I can see that [highly fictitious example] if there are 10 births on
January (of any year) and 1 birth each of all the other days (of any
year), then 1 January will be the birthday of lots of people whereas any
other date will be the birthday of just one person.


But why does that mean that a person who is born on 1 January will be any
more likely also to die on 1 January of a subsequent (*) year than on any
other day of that same subsequent year,


Doesn’t need to be, ALL you need is the peak
in birth date to get the statistical result.

just because lots of *other* people were born on that day? Is there some
biological property that makes a person more likely to die n*365.25 days
from their birth, for various integer values of n, than on any other day?


See above.

It's probably very obvious to you,


Yes it is, and to most 10 year olds too :-(

but it's not to me. Your statement "Given that some specific days of the
year have more births than others, just the fact that they have more is
enough to skew the stats with the death occurring on the same day of the
year." *Why* is it enough to skew the stats?

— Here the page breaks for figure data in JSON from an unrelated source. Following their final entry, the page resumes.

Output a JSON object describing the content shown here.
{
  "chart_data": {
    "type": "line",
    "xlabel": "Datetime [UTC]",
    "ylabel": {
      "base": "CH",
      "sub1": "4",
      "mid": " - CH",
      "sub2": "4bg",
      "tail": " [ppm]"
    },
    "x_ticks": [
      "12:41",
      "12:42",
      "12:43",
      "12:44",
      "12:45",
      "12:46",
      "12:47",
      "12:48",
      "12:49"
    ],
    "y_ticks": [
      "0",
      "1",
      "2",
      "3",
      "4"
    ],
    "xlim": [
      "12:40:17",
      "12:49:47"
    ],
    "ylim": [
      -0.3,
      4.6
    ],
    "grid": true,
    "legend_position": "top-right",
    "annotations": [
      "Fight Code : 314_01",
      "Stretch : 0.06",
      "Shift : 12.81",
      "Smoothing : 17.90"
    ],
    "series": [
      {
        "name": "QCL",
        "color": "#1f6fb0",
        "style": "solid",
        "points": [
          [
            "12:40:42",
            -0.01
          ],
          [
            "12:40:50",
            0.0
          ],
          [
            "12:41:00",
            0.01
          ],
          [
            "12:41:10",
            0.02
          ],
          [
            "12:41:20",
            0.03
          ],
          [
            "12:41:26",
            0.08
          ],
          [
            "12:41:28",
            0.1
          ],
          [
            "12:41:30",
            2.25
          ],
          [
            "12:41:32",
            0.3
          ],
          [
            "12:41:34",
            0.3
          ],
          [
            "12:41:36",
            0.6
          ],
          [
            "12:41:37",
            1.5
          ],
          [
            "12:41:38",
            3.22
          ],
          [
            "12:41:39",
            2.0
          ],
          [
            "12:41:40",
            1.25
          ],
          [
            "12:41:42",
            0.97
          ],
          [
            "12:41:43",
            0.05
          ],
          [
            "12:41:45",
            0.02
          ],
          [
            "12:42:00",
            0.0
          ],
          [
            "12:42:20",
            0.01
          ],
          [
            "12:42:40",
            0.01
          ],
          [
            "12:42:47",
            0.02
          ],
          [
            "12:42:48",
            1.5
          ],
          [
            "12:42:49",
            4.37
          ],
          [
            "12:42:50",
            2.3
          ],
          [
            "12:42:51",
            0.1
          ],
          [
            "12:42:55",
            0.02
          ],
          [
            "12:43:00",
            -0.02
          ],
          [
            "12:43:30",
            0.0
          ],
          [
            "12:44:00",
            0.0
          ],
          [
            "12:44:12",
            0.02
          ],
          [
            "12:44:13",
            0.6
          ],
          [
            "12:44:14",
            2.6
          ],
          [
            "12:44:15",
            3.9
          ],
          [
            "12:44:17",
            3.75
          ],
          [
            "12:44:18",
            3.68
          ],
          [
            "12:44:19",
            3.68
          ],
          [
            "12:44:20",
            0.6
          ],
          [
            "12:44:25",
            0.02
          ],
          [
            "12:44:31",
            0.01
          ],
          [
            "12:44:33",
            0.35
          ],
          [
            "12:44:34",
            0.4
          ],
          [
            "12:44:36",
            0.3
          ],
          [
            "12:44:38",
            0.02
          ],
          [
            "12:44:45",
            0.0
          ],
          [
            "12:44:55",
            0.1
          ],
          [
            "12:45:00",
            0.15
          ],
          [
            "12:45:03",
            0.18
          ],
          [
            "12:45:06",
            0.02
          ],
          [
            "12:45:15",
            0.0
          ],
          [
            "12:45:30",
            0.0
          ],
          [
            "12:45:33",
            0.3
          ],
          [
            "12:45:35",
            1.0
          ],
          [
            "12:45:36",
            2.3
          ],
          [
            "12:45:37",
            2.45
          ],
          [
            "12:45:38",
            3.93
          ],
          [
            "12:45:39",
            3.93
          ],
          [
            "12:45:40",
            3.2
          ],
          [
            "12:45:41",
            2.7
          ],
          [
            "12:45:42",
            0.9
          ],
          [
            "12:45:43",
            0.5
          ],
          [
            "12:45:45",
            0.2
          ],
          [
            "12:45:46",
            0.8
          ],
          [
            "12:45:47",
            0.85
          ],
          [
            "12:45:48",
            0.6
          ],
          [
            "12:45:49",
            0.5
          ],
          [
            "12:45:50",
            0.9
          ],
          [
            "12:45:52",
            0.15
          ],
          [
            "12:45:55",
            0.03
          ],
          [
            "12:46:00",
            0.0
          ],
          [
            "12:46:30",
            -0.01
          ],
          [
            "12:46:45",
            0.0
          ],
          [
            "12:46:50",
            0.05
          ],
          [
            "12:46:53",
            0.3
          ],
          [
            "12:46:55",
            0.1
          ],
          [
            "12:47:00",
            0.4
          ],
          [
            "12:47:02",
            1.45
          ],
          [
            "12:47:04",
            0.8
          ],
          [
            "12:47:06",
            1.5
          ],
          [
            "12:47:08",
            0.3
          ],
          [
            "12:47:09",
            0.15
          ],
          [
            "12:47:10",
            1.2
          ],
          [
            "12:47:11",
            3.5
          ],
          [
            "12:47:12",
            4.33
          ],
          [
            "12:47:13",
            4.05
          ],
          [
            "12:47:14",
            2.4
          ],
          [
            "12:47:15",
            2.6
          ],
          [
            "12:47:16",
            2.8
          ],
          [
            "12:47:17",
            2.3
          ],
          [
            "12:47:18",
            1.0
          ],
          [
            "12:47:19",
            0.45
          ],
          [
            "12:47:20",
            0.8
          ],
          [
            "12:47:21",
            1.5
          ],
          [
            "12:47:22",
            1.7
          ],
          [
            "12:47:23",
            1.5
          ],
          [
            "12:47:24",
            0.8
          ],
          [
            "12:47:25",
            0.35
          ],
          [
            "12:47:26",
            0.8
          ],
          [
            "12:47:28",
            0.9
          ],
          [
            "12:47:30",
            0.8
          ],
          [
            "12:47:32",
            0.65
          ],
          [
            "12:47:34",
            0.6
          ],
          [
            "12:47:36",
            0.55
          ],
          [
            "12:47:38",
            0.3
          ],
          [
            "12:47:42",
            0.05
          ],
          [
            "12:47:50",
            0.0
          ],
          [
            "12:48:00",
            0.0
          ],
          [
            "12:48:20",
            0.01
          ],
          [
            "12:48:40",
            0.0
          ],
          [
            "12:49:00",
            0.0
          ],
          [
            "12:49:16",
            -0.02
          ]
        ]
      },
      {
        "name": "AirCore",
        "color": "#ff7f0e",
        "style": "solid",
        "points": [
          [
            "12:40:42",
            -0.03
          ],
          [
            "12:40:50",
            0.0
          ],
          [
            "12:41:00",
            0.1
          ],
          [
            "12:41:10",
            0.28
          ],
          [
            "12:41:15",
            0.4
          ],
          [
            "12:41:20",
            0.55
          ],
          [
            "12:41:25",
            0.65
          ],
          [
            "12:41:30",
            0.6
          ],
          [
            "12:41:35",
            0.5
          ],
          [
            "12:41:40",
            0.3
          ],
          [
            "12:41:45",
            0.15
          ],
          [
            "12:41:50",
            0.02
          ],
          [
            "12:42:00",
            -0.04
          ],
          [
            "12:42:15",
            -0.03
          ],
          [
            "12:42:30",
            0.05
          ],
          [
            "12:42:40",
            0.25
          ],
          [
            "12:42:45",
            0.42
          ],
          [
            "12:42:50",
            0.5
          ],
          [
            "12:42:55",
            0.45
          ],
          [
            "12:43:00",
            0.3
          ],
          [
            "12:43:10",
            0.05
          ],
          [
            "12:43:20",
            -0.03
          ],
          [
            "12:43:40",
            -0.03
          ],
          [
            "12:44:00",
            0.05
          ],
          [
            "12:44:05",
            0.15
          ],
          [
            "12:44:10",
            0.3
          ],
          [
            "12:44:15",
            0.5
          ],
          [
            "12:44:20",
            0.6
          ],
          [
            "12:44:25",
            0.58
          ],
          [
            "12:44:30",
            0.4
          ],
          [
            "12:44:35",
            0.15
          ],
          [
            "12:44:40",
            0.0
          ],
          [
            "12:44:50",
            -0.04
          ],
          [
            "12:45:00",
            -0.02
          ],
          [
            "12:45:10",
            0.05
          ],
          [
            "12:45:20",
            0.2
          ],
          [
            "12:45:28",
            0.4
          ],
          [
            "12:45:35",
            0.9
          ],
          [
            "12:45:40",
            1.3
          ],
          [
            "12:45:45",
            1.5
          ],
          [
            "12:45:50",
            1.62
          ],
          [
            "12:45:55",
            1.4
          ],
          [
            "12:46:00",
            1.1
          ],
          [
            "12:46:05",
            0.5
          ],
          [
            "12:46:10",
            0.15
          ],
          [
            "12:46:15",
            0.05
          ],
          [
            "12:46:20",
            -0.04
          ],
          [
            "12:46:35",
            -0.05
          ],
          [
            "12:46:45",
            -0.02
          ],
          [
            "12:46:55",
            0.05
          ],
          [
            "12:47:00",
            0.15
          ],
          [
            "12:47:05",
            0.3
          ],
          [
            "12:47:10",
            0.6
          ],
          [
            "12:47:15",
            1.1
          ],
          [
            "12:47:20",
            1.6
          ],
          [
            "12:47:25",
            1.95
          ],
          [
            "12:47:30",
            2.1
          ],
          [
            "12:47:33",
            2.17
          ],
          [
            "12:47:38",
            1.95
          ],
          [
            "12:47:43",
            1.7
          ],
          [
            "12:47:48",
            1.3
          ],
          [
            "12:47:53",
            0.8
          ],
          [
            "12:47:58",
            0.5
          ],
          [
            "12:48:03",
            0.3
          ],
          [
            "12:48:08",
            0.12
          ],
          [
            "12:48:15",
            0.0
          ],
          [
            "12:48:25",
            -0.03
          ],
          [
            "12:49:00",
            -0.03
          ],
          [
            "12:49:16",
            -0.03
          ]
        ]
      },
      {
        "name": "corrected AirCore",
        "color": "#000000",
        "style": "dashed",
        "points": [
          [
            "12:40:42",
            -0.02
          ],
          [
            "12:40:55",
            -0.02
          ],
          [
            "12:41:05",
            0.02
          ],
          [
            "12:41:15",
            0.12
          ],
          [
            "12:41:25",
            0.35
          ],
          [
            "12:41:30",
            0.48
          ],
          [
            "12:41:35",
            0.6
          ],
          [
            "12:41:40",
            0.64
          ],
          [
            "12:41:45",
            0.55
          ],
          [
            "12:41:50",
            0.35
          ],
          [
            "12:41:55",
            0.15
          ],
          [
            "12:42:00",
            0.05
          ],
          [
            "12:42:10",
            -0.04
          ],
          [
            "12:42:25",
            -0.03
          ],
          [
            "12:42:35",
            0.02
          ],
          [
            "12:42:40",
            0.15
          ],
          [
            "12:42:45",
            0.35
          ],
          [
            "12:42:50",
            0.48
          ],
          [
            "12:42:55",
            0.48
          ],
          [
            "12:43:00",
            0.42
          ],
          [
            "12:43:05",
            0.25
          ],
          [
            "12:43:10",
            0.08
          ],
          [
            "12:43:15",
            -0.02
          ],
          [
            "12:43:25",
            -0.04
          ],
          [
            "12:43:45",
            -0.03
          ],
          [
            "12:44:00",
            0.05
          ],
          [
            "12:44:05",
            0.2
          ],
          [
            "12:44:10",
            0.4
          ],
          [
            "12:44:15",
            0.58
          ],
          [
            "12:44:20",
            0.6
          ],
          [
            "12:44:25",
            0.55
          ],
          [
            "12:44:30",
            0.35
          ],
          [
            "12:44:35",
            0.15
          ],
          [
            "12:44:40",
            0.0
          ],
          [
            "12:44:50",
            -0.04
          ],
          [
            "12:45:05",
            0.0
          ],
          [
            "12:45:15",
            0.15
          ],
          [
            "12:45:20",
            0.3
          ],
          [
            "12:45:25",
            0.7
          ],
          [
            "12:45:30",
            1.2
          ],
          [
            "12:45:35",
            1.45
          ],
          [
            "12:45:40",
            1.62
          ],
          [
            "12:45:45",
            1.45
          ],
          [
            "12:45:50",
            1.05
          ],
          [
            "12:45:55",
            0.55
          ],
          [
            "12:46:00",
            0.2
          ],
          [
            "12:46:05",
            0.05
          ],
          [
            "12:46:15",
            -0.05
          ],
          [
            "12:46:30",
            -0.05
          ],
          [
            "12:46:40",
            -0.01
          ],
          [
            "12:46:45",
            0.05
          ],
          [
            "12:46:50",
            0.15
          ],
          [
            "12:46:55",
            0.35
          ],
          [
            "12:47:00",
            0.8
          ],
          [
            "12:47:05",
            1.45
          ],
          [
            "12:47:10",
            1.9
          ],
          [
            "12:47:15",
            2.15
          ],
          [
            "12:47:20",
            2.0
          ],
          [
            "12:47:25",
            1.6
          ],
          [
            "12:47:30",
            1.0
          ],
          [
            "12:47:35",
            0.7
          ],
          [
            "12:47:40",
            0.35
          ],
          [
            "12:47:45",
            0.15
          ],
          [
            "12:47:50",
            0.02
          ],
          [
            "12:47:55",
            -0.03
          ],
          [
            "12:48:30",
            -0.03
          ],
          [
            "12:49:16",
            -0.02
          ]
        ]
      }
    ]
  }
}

Because there are more births on that day of the year
and so its statistically more likely that that will coincide
with the death day even if the deaths are evenly distributed
thruout the year. Which they arent in fact.

The problem with something being "very obvious" is that it's sometimes
difficult to explain to someone else *why* it is obvious.


Not really.

(*) I'm excluding neonatal deaths.


Yeah, me too because as I recall you said that
the obnoxious person excluded those too.